La Francia ha perso la sua audacia nell'innovazione della Difesa?

All'inizio della settimana, l'Agenzia francese per l'innovazione della difesa ha lanciato due inviti a presentare progetti per la progettazione di modelli di munizioni vagabondi. Queste armi, a volte impropriamente chiamate droni suicidi, segnano le novità nel conflitto ucraino, con l'arrivo dei modelli Switchblade 300 e 600 e del misterioso Phoenix Ghost appositamente progettato dall'industria della difesa statunitense su richiesta degli ucraini. Tuttavia, l'efficacia delle munizioni vagabonde non è emersa durante questo conflitto, né durante la guerra del Nagorno Karabakh nel 2020 durante la quale gli Harops e gli Orbiters di fabbricazione israeliana hanno saturato le difese armene. In effetti, questo tipo di munizioni esiste...

Leggi l'articolo

La Grecia è pronta a spendere 2 miliardi di euro per modernizzare i suoi carri pesanti Leopard 1 e 2

Se gli Stati Uniti e alcuni europei tendono ad ammorbidire le loro posizioni nei confronti della Turchia, le autorità greche e militari, dal canto loro, sono ben lungi dal condividere questa speranza su un possibile cambio di metodo e obiettivi da parte di il presidente turco, R. T Erdogan, e una normalizzazione dei rapporti con Ankara. Mentre la Grecia può contare su una solida crescita dell'8,1% nel 2021 e oltre il 7% previsto nel 2022, e le sue finanze pubbliche sono di nuovo in verde, Atene può ora concentrarsi sulla modernizzazione delle sue forze di terra, dopo aver dedicato...

Leggi l'articolo

La Colombia diventa un "grande alleato" degli Stati Uniti

La guerra in Ucraina ha generato una certa radicalizzazione a livello delle relazioni internazionali, in Europa ovviamente, ma anche sull'intero pianeta. In questo contesto, il Venezuela del presidente Maduro non ha mancato di giocare una carta importante, dimostrando immancabile sostegno a Mosca fin dall'inizio del conflitto, e votando sistematicamente contro i testi rivolti alla Federazione Russa alle Nazioni Unite. Per Caracas si tratta di assicurarsi le grazie del Cremlino, il cui supporto militare e in termini di esportazioni di armi sono essenziali per mantenere il regime in vigore. Se il riavvicinamento con Mosca e Pechino risale a...

Leggi l'articolo

Le forze russe hanno perso il primo carro pesante T-90M in Ucraina

Con l'eccezione del T-14 Armata che attualmente non è in personale operativo negli eserciti russi, il T-90M Proryv-3 (Breakthrough-3) è senza dubbio il carro armato più moderno, il meglio armato e il meglio protetto in servizio con unità russe.
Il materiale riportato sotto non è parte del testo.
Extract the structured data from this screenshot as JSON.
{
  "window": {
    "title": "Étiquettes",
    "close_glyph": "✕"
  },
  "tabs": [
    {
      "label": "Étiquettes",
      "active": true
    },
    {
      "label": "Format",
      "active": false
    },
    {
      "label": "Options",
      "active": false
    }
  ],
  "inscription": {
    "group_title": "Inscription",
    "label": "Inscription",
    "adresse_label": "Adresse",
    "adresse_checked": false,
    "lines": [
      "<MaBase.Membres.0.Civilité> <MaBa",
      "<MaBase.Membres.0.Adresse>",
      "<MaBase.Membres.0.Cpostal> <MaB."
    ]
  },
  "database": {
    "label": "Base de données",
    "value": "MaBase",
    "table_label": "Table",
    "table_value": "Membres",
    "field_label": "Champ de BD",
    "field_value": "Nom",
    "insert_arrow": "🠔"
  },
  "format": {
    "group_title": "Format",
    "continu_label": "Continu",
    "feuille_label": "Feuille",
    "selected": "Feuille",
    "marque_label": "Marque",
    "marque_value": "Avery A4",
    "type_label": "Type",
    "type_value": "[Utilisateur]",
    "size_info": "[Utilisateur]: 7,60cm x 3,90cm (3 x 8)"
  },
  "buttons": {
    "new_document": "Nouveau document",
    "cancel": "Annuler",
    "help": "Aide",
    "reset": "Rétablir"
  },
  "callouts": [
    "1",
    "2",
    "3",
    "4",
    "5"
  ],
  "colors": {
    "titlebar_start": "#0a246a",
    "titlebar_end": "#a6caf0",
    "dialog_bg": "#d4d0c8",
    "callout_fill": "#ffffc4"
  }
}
Tuttavia, il carro armato presentato come un T-90 che incorpora molti elementi del T-14 Armata, in particolare il cannone 125А2-82М da 1 mm e il sistema di controllo del fuoco Kalina, è stato impegnato in Ucraina solo alla fine di aprile 2022. Pur entrando servizio nel 2019, il T-90M è davvero una merce rara all'interno delle forze armate russe,...

Leggi l'articolo

Lezioni dalla guerra in Ucraina: la vulnerabilità dell'armatura in prima linea

Secondo il sito di Oryx, che fa riferimento alle perdite documentate da entrambe le parti dall'inizio del conflitto, gli eserciti russi hanno finora perso più di 550 carri armati pesanti, di cui più della metà sono stati distrutti da missili anticarro, colpi di artiglieria o dai carri armati nemici. La situazione è sostanzialmente la stessa per i veicoli corazzati da combattimento (350 di cui 150 distrutti) e per i veicoli da combattimento di fanteria (600 di cui 350 distrutti), che rappresentano la metà di tutti i veicoli corazzati in prima linea schierati dalla Russia in Ucraina prima dell'inizio dei combattimenti. Fatto,…

Leggi l'articolo

Germania, Polonia, Slovacchia: presto i carri armati europei in Ucraina?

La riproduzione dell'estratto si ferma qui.